Questioned about the database, Undersecretary David Chu responded, "If
you don't want conscription, you have to give the Department of
Defense, the military services, an avenue to contact young people to
tell them what is being offered. And you would be naive to believe in
any enterprise that you're going to do well just by waiting for people
to call you."
"Then why not simply restrict the data fields to name, address, telephone number?" a reporter asked.
"The information that goes beyond that comes off of commercial lists.
Anybody could buy that information. We're not, this is not a government
file. This is off a commercial file, commercial providers. So we're not
intruding -- And typically that information has come off of forms
people have voluntarily filled out to a commercial source. So I don't
see the --"
"They may not have intended it to be the property of the U.S. military," the reporter observed.

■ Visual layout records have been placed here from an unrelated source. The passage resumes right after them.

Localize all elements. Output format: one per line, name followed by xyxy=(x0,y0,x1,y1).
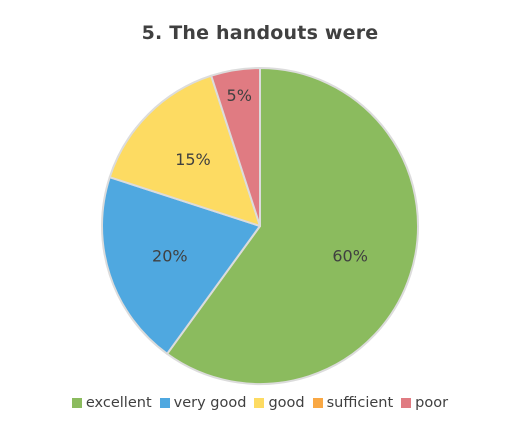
legend: excellent very good good sufficient poor xyxy=(0,395,520,411)
pie-slice-poor xyxy=(210,67,261,227)
legend-swatch xyxy=(312,398,323,408)
legend-swatch xyxy=(401,398,412,408)
slice-label-good: 15% xyxy=(175,150,211,169)
legend-item-poor: poor xyxy=(401,395,448,411)
legend-label: very good xyxy=(173,395,247,411)
legend-swatch xyxy=(254,398,265,408)
legend-label: excellent xyxy=(85,395,152,411)
pie-slice-excellent xyxy=(166,67,419,385)
legend-item-sufficient: sufficient xyxy=(312,395,394,411)
pie-slice-labels: 60% 20% 15% 5% xyxy=(152,86,368,265)
legend-label: poor xyxy=(415,395,449,411)
legend-label: good xyxy=(268,395,305,411)
chart-title: 5. The handouts were xyxy=(141,22,379,44)
pie-slices xyxy=(101,67,419,385)
legend-item-very-good: very good xyxy=(159,395,247,411)
legend-label: sufficient xyxy=(326,395,394,411)
legend-swatch xyxy=(159,398,170,408)
slice-label-poor: 5% xyxy=(227,86,252,105)
slice-label-very-good: 20% xyxy=(152,246,188,265)
slice-label-excellent: 60% xyxy=(332,246,368,265)
legend-swatch xyxy=(71,398,82,408)
legend-item-excellent: excellent xyxy=(71,395,152,411)
legend-item-good: good xyxy=(254,395,305,411)
pie-slice-very-good xyxy=(101,176,261,355)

Privacy rights groups have been sharply critical of the database.
According to a joint statement by a coalition of 8 privacy groups, the
database violates the Privacy Act, a law intended to reduce government
collection of Americans’ personal data. The database
plan, they wrote, "proposes to ignore the law and its own regulations
by collecting personal information from commercial data brokers and
state registries rather than directly from individuals."
The Electronic Privacy Information Center, one of the signers of the
joint statement, also issued its own separate statement: "The Privacy
Act and the DOD's internal regulations require the agency to collect
information directly from the citizen where possible," it explained.
"However, the database would be largely populated from other sources,
including from state motor vehicle department databases, school
enrollment data, and commercial information vendors. The main
commercial vendors that sell students' data, American Student List and
Student Marketing Group, were both pursued recently by consumer
protection authorities for setting up front groups that tricked
students into revealing their personal information."
Privacy groups also warned that data collected by the Pentagon could be
used for other purposes besides military recruiting. According to the
Washington Post, "The system also gives the Pentagon the right, without
notifying citizens, to share the data for numerous uses outside the
military, including with law enforcement, state tax authorities and
Congress." Defense Department spokesperson Ellen Krenke said the
Pentagon does not do this, but the Federal Register notice says the
military retains the right to do so.